— А я ни за что замуж не выйду, — сказала Любка.
— И я, — сказала Белка. Она села на диван и подобрала ноги. — Зачем замуж выходить? Мы, когда вырастем, поселимся вместе, ты и я. Будем вместе на работу ходить, патефон купим, в каждую получку будем есть торт с шоколадной верхушкой.
— И запивать лимонадом. И заедать петухами на палке.
— Ага! Ты сколько можешь съесть петушков?
— Я? Хоть сто или триста.
— И я. А мороженого?
— Триста пятьдесят эскимо!
— А я — тысячу! Или миллион!
— А я — сикстильон!
Глаза у них горели, щёки покраснели, они выкрикивали свои хвастливые цифры и сами знали, что выдумывают, и не пытались выдавать это за правду. Просто было приятно хвалиться и мечтать и приходить от этого в восторг. А дойдя до последней крайности, привлекать себе на подмогу никому не ведомый, но почему-то убедительный «сикстильон».
Дверь хлопнула.
— Мама пришла, — опомнилась Люба, схватила со стула шарф и быстро замотала горло.
Мама вошла в комнату:
— Здравствуйте, девочки. А ты, Белка, не боишься заразиться? У Любы горло болит.
— Здравствуйте, — вежливо и тихо откликнулась Белка. — Нет, я не боюсь, я уже болела ангиной.
Мама почему-то засмеялась, нагнулась и потрогала губами Любкин лоб.
А Любка подумала, что Белка, как и она, старается при чужой маме выглядеть воспитанной девочкой. И мама думает, что Белка такая вежливая, а Любка невежливая. А Белкина мама думает наоборот. И ни одна мама не знает, как на самом деле. Это показалось Любе очень смешным: сами мамы, а сами не знают.
Она засмеялась, Белка, глядя на неё, тоже засмеялась, и мама тоже засмеялась. В пушистых маминых волосах блестели растаявшие снежинки, а щёки с мороза были розовые и на вид холодные, а руки тёплые.
«У меня очень хорошая мама, — в первый раз в жизни подумала Любка, — самая лучшая на свете. И я её очень люблю. И постараюсь всегда её слушаться, даю честное слово».
Почему-то раньше никогда Любка не задумывалась, какая у неё мама, — просто мама, и всё, как свет, как воздух. А теперь подумала. И всё показалось на свете прочным, надёжным, нестрашным.
— Мама, можно, мы будем патефон заводить?
— Заводите. А я пойду ужин подогревать.
Люба покрутила блестящую ручку, опять завертелась пластинка, и много людей запели хором. Люба им подпевала, а Белка слушала.
— По военной дороге шёл Барбэ и Тревогин в боевой восемнадцатый год...
Любка так и видела перед собой этих двух людей: коротенького круглого Барбэ и серьёзного, грустного Тревогина. Тревогин представлялся почему-то одноногим. Барбэ во всём слушался Тревогина. Эта дружба русского с французом казалась революционной и справедливой.
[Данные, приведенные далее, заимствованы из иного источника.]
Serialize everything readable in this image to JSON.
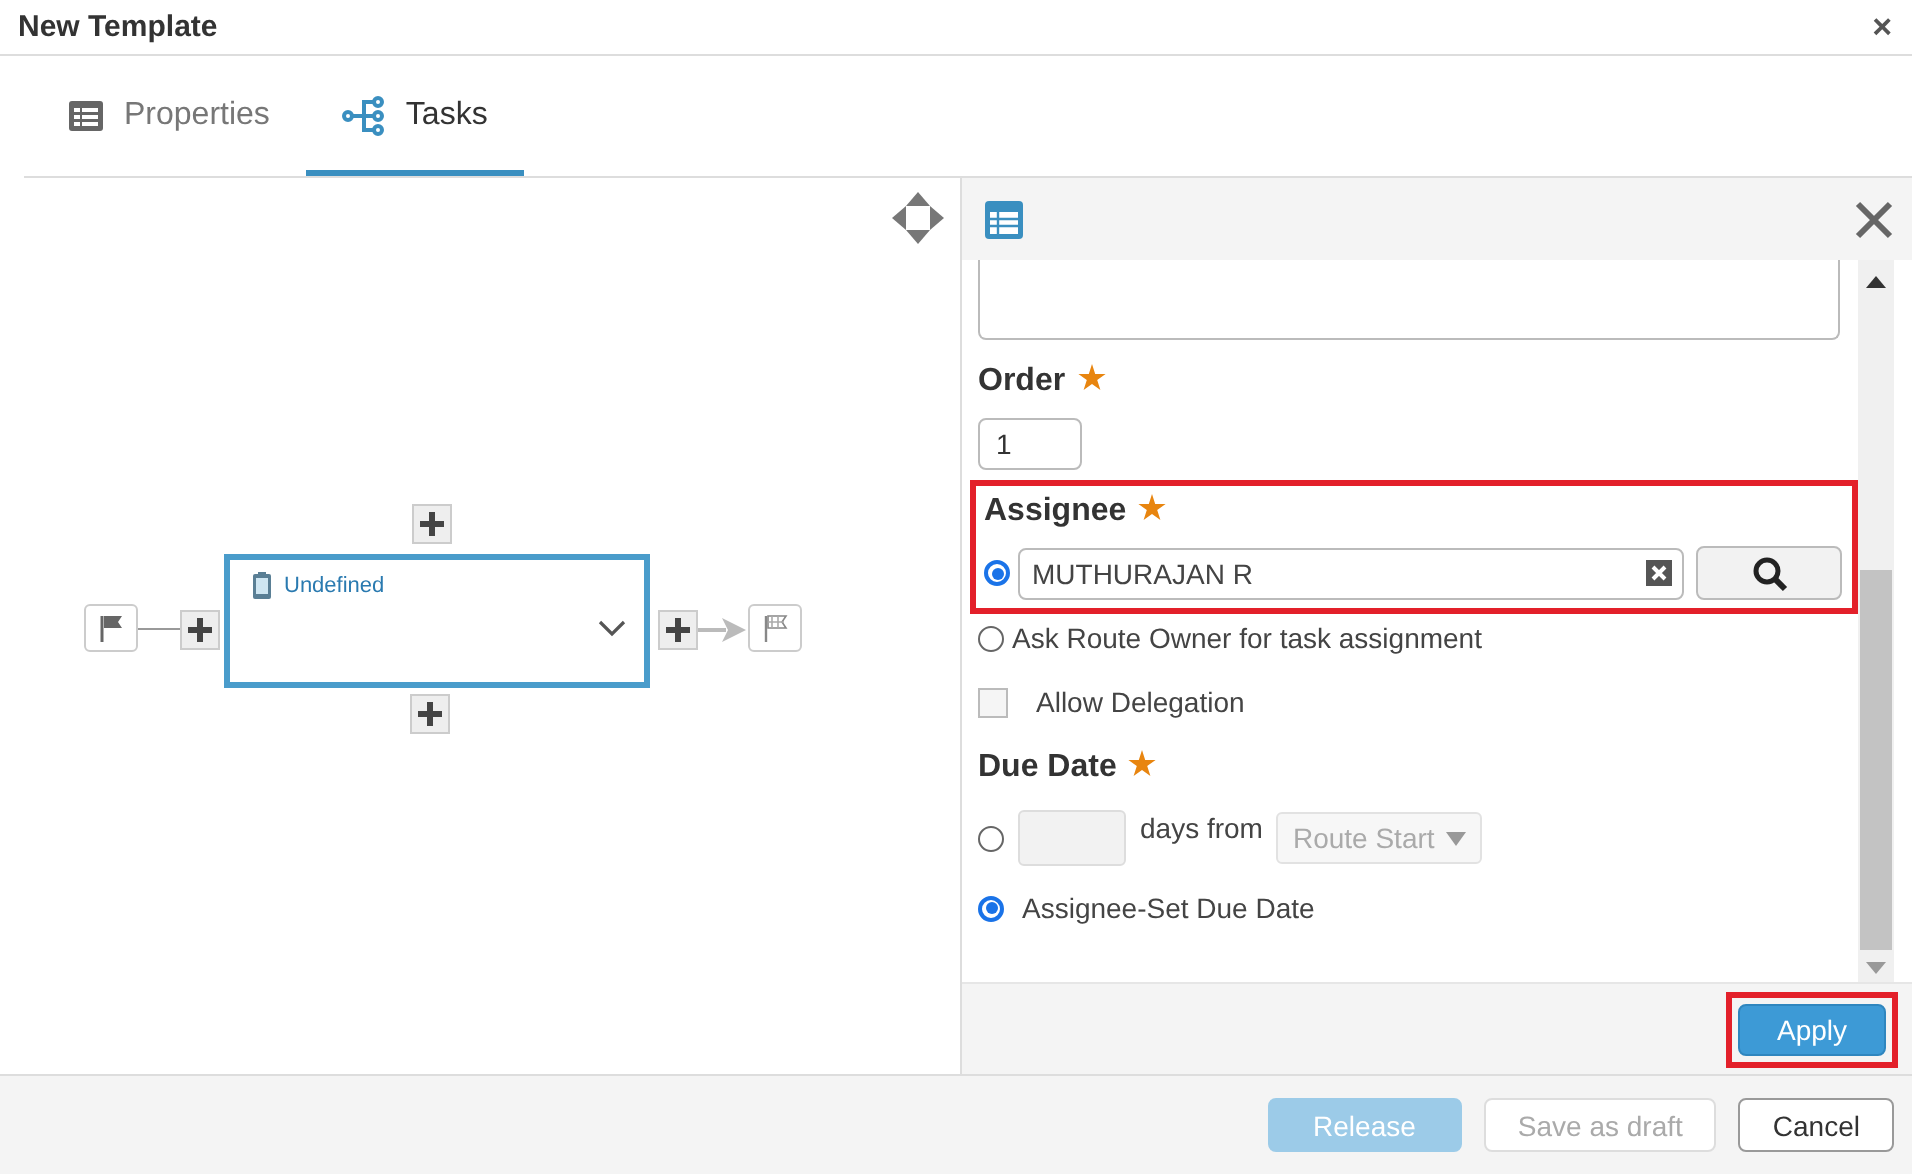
{
  "window": {
    "title": "New Template",
    "close": "×"
  },
  "tabs": [
    {
      "label": "Properties",
      "kind": "properties",
      "selected": false
    },
    {
      "label": "Tasks",
      "kind": "tasks",
      "selected": true
    }
  ],
  "diagram": {
    "task": {
      "title": "Undefined"
    }
  },
  "panel": {
    "order": {
      "label": "Order",
      "required": true,
      "value": "1"
    },
    "assignee": {
      "label": "Assignee",
      "required": true,
      "highlighted": true,
      "user": "MUTHURAJAN R",
      "user_selected": true,
      "route_owner": {
        "label": "Ask Route Owner for task assignment",
        "selected": false
      }
    },
    "delegation": {
      "label": "Allow Delegation",
      "checked": false
    },
    "due_date": {
      "label": "Due Date",
      "required": true,
      "options": [
        {
          "kind": "days",
          "label": "days from",
          "dropdown": "Route Start",
          "selected": false
        },
        {
          "kind": "text",
          "label": "Assignee-Set Due Date",
          "selected": true
        }
      ]
    },
    "apply": {
      "label": "Apply",
      "highlighted": true
    }
  },
  "buttons": [
    {
      "label": "Release",
      "kind": "primary",
      "disabled": true
    },
    {
      "label": "Save as draft",
      "kind": "default",
      "disabled": true
    },
    {
      "label": "Cancel",
      "kind": "default",
      "disabled": false
    }
  ]
}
Дорога была пыльная, военная. Тревогин шёл, сильно кидая вперёд костыли, как дядя Серёжа из Белкиной квартиры. А Барбэ мелкими шажками поспевал за ним.
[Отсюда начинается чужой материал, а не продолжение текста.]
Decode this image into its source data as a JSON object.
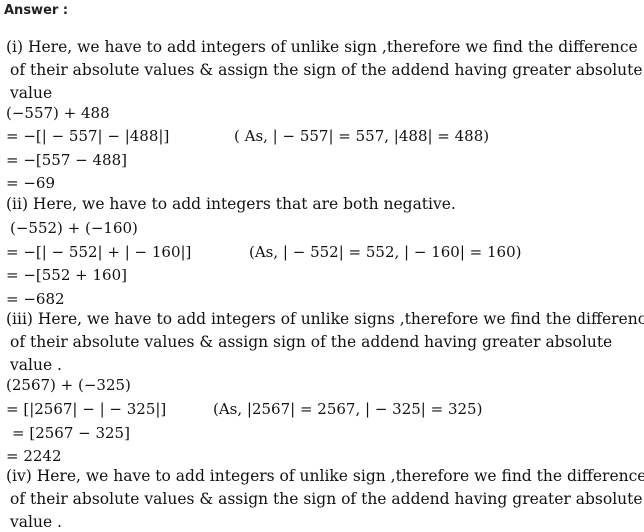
{
  "answer_label": "Answer :",
  "part1": {
    "text_l1": "(i) Here, we have to add integers of unlike sign ,therefore we find the difference",
    "text_l2": "of their absolute values & assign the sign of the addend having greater absolute",
    "text_l3": "value",
    "eq1": "(−557) + 488",
    "eq2": "= −[| − 557| − |488|]",
    "note": "( As, | − 557| = 557, |488| = 488)",
    "eq3": "= −[557 − 488]",
    "eq4": "= −69"
  },
  "part2": {
    "text_l1": "(ii) Here, we have to add integers that are both negative.",
    "eq1": "(−552) + (−160)",
    "eq2": "= −[| − 552| + | − 160|]",
    "note": "(As, | − 552| = 552, | − 160| = 160)",
    "eq3": "= −[552 + 160]",
    "eq4": "= −682"
  },
  "part3": {
    "text_l1": "(iii) Here, we have to add integers of unlike signs ,therefore we find the difference",
    "text_l2": "of their absolute values & assign sign of the addend having greater absolute",
    "text_l3": "value .",
    "eq1": "(2567) + (−325)",
    "eq2": "= [|2567| − | − 325|]",
    "note": "(As, |2567| = 2567, | − 325| = 325)",
    "eq3": "= [2567 − 325]",
    "eq4": "= 2242"
  },
  "part4": {
    "text_l1": "(iv) Here, we have to add integers of unlike sign ,therefore we find the difference",
    "text_l2": "of their absolute values & assign the sign of the addend having greater absolute",
    "text_l3": "value ."
  }
}
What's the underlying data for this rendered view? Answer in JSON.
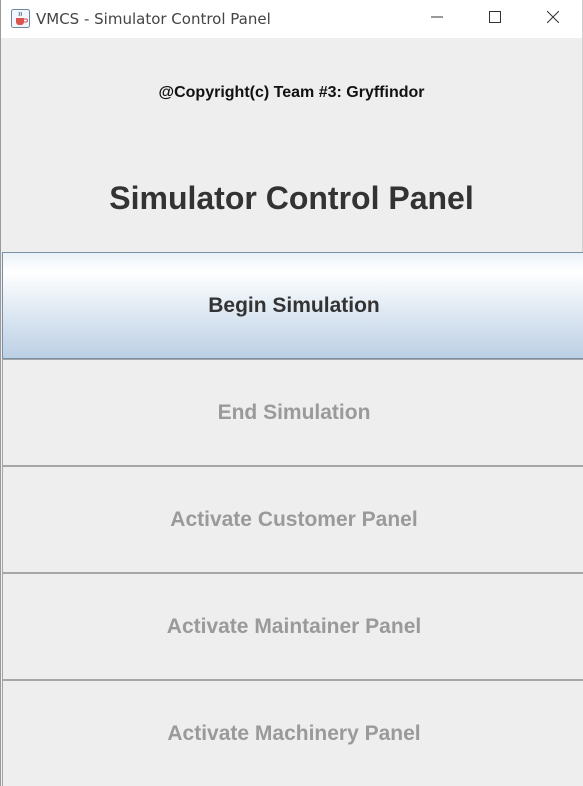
{
  "window": {
    "title": "VMCS - Simulator Control Panel",
    "app_icon": "java-cup-icon",
    "controls": [
      "minimize-icon",
      "maximize-icon",
      "close-icon"
    ]
  },
  "header": {
    "copyright": "@Copyright(c) Team #3: Gryffindor",
    "title": "Simulator Control Panel"
  },
  "buttons": [
    {
      "label": "Begin Simulation",
      "enabled": true
    },
    {
      "label": "End Simulation",
      "enabled": false
    },
    {
      "label": "Activate Customer Panel",
      "enabled": false
    },
    {
      "label": "Activate Maintainer Panel",
      "enabled": false
    },
    {
      "label": "Activate Machinery Panel",
      "enabled": false
    }
  ],
  "colors": {
    "background": "#eeeeee",
    "enabled_text": "#333333",
    "disabled_text": "#9a9a9a",
    "accent_gradient_bottom": "#bcd0e4"
  }
}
— Ты неправильно поёшь, — заметила Белка, — надо «В борьбе и тревоге».
— Я знаю, — отмахивается Любка, — только так лучше.
Ещё в детском саду, когда она впервые услышала эту песню, ей послышалось, что поётся так. А теперь она знает, как надо, но жалко расставаться с такими знакомыми, хорошими Барбэ и Тревогиным.
Белка не стала спорить. Рита бы обязательно стала, Рита любит, чтобы всё было точно по правилам. А Белка понимает, что иногда и не надо по правилам, а надо, как есть. Потому Белка и самая лучшая подруга. А Рита не самая лучшая, а просто подруга.
Мама вошла и стала ставить тарелки. Оттого, что мама была занята, казалось, что она не слушает, и Любка сказала:
— Славка Кульков сам мячик зажилил, а на Лёву Соловьёва все думают.
Но мама слышала.
— Некрасиво сплетничать, Люба, — сказала она, нарезая хлеб на дощечке. — Если хочешь что-то про человека сказать, скажи при нём.
— Что ты, мама, он же отлупит.
— Конечно, тётя Маруся, он же отлупит, вы этого Славку не знаете.
— Зачем же я буду при нём говорить? Я подожду, когда он уйдёт, тогда и скажу. — Любка смотрела на маму удивлённо.
Мама махнула рукой:
— Глупые вы ещё.
Белка с Любой не обиделись.
Потом они сидели за столом и все вместе ели картошку; ломтики были твёрденькие, поджаристые и хрустели.